In 1999, it purchased Arden Constructors, Engineering Inc. of Pawtucket, R.I. ($34 million); Liber Rich & Sons and Rich Fire Protection Co. of Pleasantville, N.J. (combined sales of $20 million); Struble Air Conditioning, Point Pleasant, N.J. ($6 million); Frank A. McBride Co. of Hawthorne, N.J. ($81.5 million); and East Coast Mechanical of Richmond, Va. ($5 million). Mechanical construction revenues were approximately $300 million.
2000 saw more acquisitions: Thomas H. Barham Co. of Tinton Falls, N.J. ($40 million in sales); Tougher Industries of Albany, N.Y. ($60 million); and Central Plumbing & Heating of Allentown, Pa. ($20 million). Total mechanical contracting revenues were $430 million.
But by the end of 2003, PSEG had divested all of its mechanical contractors.

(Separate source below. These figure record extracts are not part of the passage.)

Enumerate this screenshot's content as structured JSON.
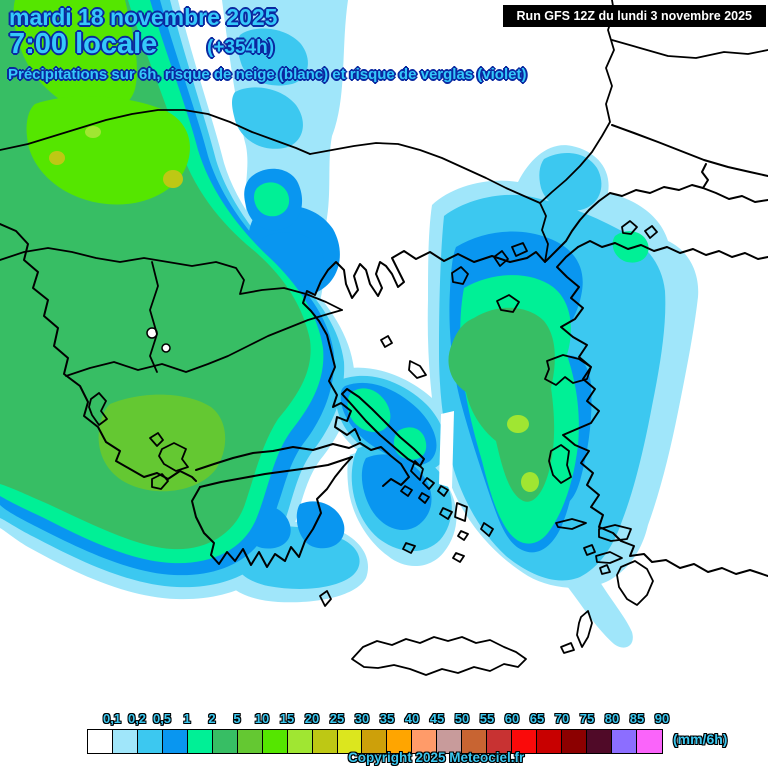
{
  "header": {
    "date_line": "mardi 18 novembre 2025",
    "time_line": "7:00 locale",
    "run_offset": "(+354h)",
    "subtitle": "Précipitations sur 6h, risque de neige (blanc) et risque de verglas (violet)"
  },
  "run_box": {
    "text": "Run GFS 12Z du lundi 3 novembre 2025"
  },
  "footer": {
    "copyright": "Copyright 2025 Meteociel.fr"
  },
  "legend": {
    "unit": "(mm/6h)",
    "tick_labels": [
      "0,1",
      "0,2",
      "0,5",
      "1",
      "2",
      "5",
      "10",
      "15",
      "20",
      "25",
      "30",
      "35",
      "40",
      "45",
      "50",
      "55",
      "60",
      "65",
      "70",
      "75",
      "80",
      "85",
      "90"
    ],
    "cell_colors": [
      "#FFFFFF",
      "#A0E6FA",
      "#3CC8F0",
      "#0996F0",
      "#00F096",
      "#37BE64",
      "#64C832",
      "#55E600",
      "#A0E632",
      "#BEC814",
      "#DCE61E",
      "#CDA00A",
      "#FFA500",
      "#FF9B69",
      "#C89B9B",
      "#C86432",
      "#C83232",
      "#FA0A0A",
      "#C80000",
      "#8C0000",
      "#500A28",
      "#8C6EFF",
      "#FA64FA"
    ]
  },
  "colors": {
    "header_text": "#35C8FA",
    "header_outline": "#0A28A0",
    "legend_text": "#3CC8F0",
    "box_bg": "#000000",
    "box_text": "#FFFFFF"
  },
  "map": {
    "palette": {
      "rain_light": "#A0E6FA",
      "rain_cyan": "#3CC8F0",
      "rain_blue": "#0996F0",
      "rain_spring": "#00F096",
      "rain_green": "#37BE64",
      "rain_olivegreen": "#64C832",
      "rain_bright": "#55E600",
      "rain_yellowgreen": "#A0E632",
      "rain_olive": "#BEC814",
      "sea": "#FFFFFF",
      "coast": "#000000"
    }
  }
}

At least two were bought by the original owners - Struble Air Conditioning and Frank A. McBride Co.
In December 2004, PSEG in 2004 merged with Exelon Corp. (formerly Unicom).
Unicom Corp.Unicom's subsidiary, Unicom Enterprises (later called Unicom Mechanical Services), bought $45 million Midwest Mechanical of Willowbrook, Ill., in the summer of 1999. Subsequent purchases included: V.A. Smith Co. of Wheeling, Ill.; Hoekstra Automation/Access Systems of Homewood, Ill.; Metropolitan Mechanical of Eden Prairie, Minn.; Reliance Mechanical Corp. of Cleveland; Rieck Mechanical Electrical Services of Dayton, Ohio; Bumler Heating and Specialties Inc. and Building Automated Systems and Services, both of Warren, Mich.; and The Wenninger Co. of Milwaukee.

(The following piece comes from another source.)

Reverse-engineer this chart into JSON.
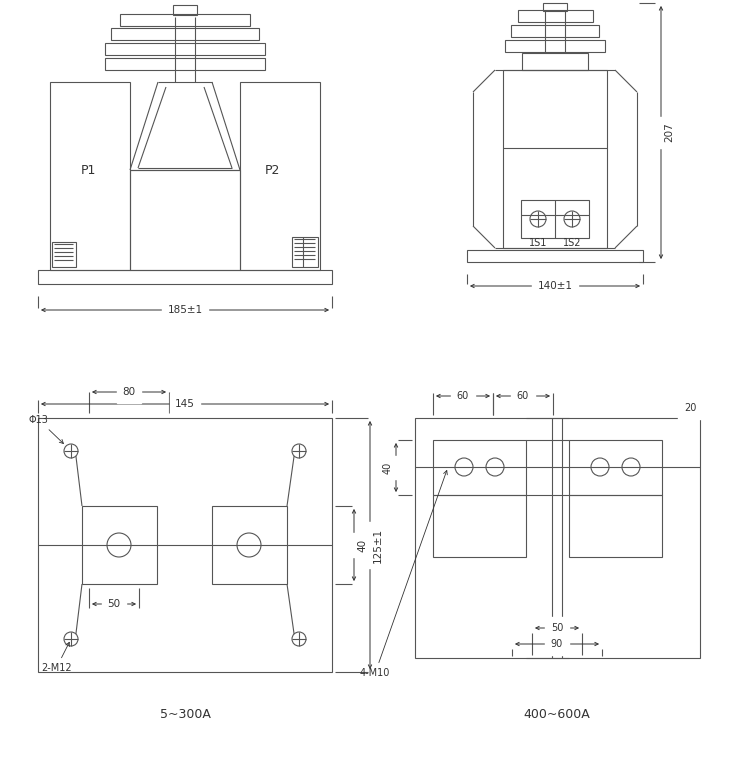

In October 2000, Unicom merged with PECO Energy Co.; the resulting entity was Exelon Corp. Exelon Services, an unregulated business under Exelon Enterprises' segment, was the new name for the mechanical contracting arm. (See “A Peek Inside A Utility's Mechanical Subsidiary,” January 2001.)
By the time Exelon had merged with PSEG, it had sold all of its PHC contracting companies.
PPL EnergyPP& L Resources Inc., PPL Energy's subsidiary, started its acquisition frenzy with H.T. Lyons of Allentown, Pa., McClure Co. of Harrisburg, Pa., and McCarl's Inc. of Beaver Falls, Pa. It continued with Burns Mechanical of Exton, Pa.; B-G Mechanical Contractors and B-G Mechanical Services, both of Chicopee, Mass.; Elmsford Sheet Metal Works, Cortlandt Manor, N.Y.; Fred Williams Inc., Weymouth, Mass.; General Mechanical Group, Latham, N.Y.; Titan Mechanical Contractors, Manchester, Conn.; Trystate Mechanical, Yonkers, N.Y.; and Westech International, Fishkill, N.Y.
PPL still owns these contracting companies under its PPL Energy Services Holdings. It is ranked No. 12 in this year's Pipe Trades ranking, down from No. 8 in 2005.